I'm about to bust a cap up in here, yo. I ain't jokin' neither. I am mad, yo.
Check it - this mornin' I goes into the bathroom, right? I gots to take care of my hair and junk 'cause the Chosen One's gots to represent, know what I'm sayin'? So I take out my chest of hair accoutrementizzies - my stylin' gel, my sculpting gel, my conditionin' gel, my setting gel, my 12 different kinds of shampoo, 14 different kinds of conditioner, my stylin foam, my stylin' spray, my firm hold spray, my oil sheen spray, my curl activator, my hair mask treatment, my moisture retainer, my aroma oil, my big brush, my little brush, my medium-size brush, my back-up medium-size brush, my plastic comb set, my steel comb set, my 12-volt hair dryer, my travel hair dryer, and... it ain't there, yo! Why you askin' what ain't there? It obvious from what I just said, yo. What's missin' from all that spit I just listed, yo? My curlin' iron, yo!

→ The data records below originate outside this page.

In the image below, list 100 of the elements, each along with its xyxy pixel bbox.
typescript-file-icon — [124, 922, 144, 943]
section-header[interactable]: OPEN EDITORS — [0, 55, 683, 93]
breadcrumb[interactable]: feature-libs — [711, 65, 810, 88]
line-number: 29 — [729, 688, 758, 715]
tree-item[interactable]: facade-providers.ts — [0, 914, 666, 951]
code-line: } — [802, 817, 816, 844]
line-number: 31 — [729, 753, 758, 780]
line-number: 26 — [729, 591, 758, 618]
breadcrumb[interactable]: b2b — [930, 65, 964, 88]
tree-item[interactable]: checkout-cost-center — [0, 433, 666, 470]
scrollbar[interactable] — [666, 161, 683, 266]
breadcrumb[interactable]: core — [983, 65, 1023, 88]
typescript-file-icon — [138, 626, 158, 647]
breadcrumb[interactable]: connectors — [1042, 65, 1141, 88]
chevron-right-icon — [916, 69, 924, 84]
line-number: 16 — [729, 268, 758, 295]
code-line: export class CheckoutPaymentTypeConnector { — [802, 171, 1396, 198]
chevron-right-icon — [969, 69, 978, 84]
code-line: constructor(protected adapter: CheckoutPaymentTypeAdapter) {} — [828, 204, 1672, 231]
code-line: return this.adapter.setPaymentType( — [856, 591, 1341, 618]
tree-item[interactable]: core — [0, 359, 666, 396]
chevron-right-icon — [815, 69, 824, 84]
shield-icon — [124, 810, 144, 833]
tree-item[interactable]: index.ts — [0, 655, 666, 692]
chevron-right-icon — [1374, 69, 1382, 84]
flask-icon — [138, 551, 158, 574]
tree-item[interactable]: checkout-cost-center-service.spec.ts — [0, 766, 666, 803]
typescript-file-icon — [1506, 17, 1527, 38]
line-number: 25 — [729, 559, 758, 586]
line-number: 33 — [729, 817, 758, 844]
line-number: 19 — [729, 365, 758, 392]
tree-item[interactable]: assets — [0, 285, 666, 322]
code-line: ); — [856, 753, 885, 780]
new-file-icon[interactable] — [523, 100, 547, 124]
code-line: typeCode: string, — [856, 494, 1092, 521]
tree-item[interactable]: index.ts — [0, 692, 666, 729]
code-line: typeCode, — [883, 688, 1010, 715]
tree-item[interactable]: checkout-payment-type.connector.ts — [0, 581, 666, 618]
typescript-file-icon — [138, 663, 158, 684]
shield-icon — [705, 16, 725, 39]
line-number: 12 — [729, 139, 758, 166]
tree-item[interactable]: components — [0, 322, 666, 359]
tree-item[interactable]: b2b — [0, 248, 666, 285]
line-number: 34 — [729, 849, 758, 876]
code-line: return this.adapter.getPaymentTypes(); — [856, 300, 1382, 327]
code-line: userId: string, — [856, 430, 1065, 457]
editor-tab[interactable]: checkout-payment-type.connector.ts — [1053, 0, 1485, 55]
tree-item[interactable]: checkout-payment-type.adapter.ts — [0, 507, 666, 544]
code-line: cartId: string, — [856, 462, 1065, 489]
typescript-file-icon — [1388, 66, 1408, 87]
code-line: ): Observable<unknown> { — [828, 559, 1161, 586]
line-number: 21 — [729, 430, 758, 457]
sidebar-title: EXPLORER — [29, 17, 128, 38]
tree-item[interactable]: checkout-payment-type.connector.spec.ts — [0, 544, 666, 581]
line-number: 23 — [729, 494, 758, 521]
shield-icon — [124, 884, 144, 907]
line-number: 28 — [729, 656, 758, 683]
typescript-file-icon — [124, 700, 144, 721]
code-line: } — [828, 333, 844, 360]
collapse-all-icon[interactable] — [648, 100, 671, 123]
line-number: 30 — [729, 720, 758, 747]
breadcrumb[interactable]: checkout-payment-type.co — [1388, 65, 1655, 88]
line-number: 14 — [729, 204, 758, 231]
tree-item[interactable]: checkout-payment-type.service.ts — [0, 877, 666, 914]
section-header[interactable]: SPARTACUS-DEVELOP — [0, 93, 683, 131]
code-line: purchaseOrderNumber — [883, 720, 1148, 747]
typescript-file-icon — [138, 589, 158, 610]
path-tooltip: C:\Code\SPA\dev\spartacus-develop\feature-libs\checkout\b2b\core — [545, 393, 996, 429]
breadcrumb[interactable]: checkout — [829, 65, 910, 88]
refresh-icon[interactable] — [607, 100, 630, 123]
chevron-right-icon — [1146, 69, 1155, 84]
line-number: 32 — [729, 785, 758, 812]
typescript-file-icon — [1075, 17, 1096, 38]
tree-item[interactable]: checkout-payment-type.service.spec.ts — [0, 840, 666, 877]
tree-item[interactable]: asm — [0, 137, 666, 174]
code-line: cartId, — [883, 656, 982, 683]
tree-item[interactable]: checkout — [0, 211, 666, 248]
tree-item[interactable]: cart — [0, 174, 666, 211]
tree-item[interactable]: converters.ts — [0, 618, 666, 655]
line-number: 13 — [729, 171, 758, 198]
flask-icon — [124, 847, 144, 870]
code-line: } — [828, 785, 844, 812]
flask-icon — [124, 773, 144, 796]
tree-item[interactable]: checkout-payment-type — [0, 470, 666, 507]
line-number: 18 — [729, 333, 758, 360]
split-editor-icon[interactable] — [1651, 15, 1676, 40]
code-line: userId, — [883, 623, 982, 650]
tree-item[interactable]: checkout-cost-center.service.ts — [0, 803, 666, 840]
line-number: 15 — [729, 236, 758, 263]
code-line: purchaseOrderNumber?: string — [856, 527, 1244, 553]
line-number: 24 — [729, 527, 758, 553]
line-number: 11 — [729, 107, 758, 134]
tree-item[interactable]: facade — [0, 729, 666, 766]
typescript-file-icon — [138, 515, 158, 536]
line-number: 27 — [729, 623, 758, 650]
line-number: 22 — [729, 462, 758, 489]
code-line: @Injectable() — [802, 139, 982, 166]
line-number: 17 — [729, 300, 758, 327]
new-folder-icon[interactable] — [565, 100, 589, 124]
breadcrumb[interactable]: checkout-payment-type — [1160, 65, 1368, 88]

This gots me all panicin' and spit, and the Chosen One don't panic or nuthin'. Yo, I brought the smack-down on all kindsa bad Sith lords and junk. I can hang, yo. But don't nobody mess with the Chosen One's hair. Nobody.
So I'm runnin' around, no, I'm walkin around ('cause running around in a panic ain't cool, yo), askin' everybody if they seen my curlin' iron and spit. And I'm gettin mad, yo, 'cause ain't nobody sayin nothin and I knows sumbody gots to know sumthin'.
I even asked the little green riddle monkey. He was all, "Seen I have not. Bother me do not. Sleep-, uh, meditating I am."
And I believes him, yo, 'cause if he had my curlin' iron he'd be all smackin' me with it and junk. But bein' the little green riddle monkey, he cain't just say, 'I ain't seen it'. Nah, he gots to be all up in my grill, "Too much time on your hair you spend. Some time away from the mirror you should take."
But I ain't tryin to hear that, yo. Yeah, I could be like the little green riddle monkey and completely give up on tryin' to look good, yo, but I ain't. So I keep lookin'.
Finally, I comes to the Temple parkin' garage, there's that little Harvey the Younglin' dude usin' my curlin' iron on Bob the Bantha! I about took a lightsaber to him right there, yo! I mean, I wouldn't do nothin' like that, but I was feelin' it, know what I'm sayin'? What makes it so bad is that my curlin iron is the kind with the little spikes comin' out and junk that brushes the hair and spit. So now, I got smelly Bantha hair all up in my curlin iron, yo! Man, I gots to go slaughter some sand people or sumthin'. Yeah, that'll make me feel better.
Yo, the little green riddle monkey'll be back to talk to you guys tomorrow.